I've canceled four streaming services in the past month. The experience, shall we say, varied.

One I got through Apple TV; one I got through Amazon. In both cases I clicked a button, and that was it. The Ghost of Steve Jobs did not come to me in a dream, shaking his head in disappointment. Jeff Bezos did not drive slowly past my house in a black van, scowling. Easy and/or peasy.

DirecTV: This was a bit more difficult. I had to talk to a customer retention agent, who are like marriage counselors who show up when you've filed divorce papers. Previously, they'd tried to keep me, but this time I got a nihilist who had decided that nothing mattered. In the long run the Earth would be swallowed by a flaming sun, and who was he to keep me from slipping the surly bonds and flying off? Nothing lasts; everything melts away in the forge of time. Or, as he put it, "Have a nice night."

The only thing left to cancel was SiriusXM, the satellite radio service. A while ago I wrote here about how I halved my bill by just suggesting I might cancel, but this time I was ... well, Siriusly canceling. Why? Because they'd redesigned the app and the website, making it unusable.

Now every time I open the app it gives me the opportunity to listen to Howard Stern. I do not want to listen to him. I do not want to look at him. I'm not particularly happy about living in a culture that still has space for this hairy old buzzard.

The app also wants me to check out some channels filled with music I do not like, inasmuch as it is not actually music but a series of flatulatory bass notes over which a tinny voice is boasting about his inestimable accomplishments.

It takes two or three or four taps to find what I want. My "favorites" are now called "library," which is as intuitive as calling your "friends" your "dormitory."

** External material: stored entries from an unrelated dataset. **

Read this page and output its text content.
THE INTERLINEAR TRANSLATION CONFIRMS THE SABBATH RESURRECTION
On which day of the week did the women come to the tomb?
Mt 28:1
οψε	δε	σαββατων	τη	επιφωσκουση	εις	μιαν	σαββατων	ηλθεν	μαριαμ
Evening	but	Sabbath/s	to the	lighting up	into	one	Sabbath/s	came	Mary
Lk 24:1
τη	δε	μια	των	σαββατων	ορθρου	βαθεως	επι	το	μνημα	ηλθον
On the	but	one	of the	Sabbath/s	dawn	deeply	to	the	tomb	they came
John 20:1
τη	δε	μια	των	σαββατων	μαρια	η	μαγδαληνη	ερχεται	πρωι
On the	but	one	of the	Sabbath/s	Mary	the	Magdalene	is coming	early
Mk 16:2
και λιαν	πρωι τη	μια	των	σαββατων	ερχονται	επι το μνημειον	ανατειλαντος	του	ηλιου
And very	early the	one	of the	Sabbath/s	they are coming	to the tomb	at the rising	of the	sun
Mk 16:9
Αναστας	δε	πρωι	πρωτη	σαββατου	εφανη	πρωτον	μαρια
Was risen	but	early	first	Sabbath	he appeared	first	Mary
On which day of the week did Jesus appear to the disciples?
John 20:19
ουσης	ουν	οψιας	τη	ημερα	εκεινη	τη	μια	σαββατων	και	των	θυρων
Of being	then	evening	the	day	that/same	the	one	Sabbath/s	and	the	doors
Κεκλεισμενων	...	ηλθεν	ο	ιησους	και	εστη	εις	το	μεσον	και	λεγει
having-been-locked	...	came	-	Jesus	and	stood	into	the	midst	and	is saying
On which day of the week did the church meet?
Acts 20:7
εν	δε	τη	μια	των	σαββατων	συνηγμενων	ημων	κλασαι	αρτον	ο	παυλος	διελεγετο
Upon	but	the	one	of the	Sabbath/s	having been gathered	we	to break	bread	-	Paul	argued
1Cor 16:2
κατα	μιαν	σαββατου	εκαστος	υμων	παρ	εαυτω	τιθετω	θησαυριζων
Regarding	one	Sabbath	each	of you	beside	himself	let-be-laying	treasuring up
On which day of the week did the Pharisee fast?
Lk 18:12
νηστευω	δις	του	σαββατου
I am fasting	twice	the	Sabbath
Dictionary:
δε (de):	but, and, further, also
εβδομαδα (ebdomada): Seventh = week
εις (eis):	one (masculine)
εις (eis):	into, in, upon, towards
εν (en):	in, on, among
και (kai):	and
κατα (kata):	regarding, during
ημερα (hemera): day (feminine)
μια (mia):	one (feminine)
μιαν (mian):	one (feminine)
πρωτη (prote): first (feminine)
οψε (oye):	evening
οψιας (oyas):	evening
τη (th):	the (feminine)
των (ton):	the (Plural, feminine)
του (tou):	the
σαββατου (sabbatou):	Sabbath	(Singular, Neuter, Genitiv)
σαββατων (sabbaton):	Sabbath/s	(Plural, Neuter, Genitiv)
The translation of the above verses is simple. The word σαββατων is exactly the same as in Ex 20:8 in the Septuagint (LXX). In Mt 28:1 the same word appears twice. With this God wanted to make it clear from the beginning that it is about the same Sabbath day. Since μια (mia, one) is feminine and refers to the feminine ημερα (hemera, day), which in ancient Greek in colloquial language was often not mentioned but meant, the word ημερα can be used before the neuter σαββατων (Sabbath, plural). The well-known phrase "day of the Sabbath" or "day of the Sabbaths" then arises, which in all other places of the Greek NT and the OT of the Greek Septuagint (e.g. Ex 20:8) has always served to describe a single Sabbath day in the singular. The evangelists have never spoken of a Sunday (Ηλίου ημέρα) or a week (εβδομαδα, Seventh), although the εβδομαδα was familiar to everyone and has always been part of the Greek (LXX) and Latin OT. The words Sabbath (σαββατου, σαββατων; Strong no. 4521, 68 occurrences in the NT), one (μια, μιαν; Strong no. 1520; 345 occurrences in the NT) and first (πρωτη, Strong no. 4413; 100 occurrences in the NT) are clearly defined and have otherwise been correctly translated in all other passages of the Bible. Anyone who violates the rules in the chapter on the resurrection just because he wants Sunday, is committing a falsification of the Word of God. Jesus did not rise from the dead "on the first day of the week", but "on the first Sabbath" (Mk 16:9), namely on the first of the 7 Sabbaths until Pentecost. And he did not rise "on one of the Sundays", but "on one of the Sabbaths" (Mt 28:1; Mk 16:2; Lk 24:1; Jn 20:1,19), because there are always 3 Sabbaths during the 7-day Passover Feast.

It is a complete failure, and judging from online forums, people feel as if their favorite meal-delivery service started dropping off bags of plague rats. Everyone has the same question: Did they not test this on actual people? I don't think so. They may have tested it on rocks, or anesthetized mollusks.

So I decided to cancel. It would be more sensible to spend the $10 on a hammer, and hit myself in the head with it once a month.

You wonder if anyone in the company is paying attention to the fuss: "Hmm. So. We roll out a new concept, and within a fortnight customers who've been with us for decades rage-quit en masse. Could there be a connection?

"Nah. They probably all died. That's it. They died before the app came out, and the survivors are just getting around to canceling."

Alas, you cannot cancel without "chatting" with some overworked fellow on the other side of the planet who's handling 27 other chat windows at the same time. It took 37 minutes. I was offered a low-low-low package — 26 cents a decade, and Howard Stern personally calls you up and reads transcripts of the show — but I replied, "No. No. NO. LET ME GO, I BEG OF YOU."

Whereupon the retention agent texted, somewhat huffily, that it was his duty to inform me of these special rates.

His duty. As if they took an oath. As if there's some fellow awake in the dark at 2 a.m., sitting in the kitchen with a glass of whiskey and a cigarette, thinking about how he'd let that guy cancel after 17 minutes on hold, didn't tell him about the special offer where you can get all the music channels for a dollar a year except Howard Stern gets to live in your spare room. Full disclosure: He has gas issues, lots of gas issues, but it's the best deal we'll have all year. Didn't say a word. He'd let himself down. He'd let them all down. He had a duty, dammit.

If I were king of the forest, I'd pass a law that said all subscription services must have a web page with a big red CANCEL button you can hit at any time. It would keep them on their toes. They could see exactly what it was the customer was using that made them bail.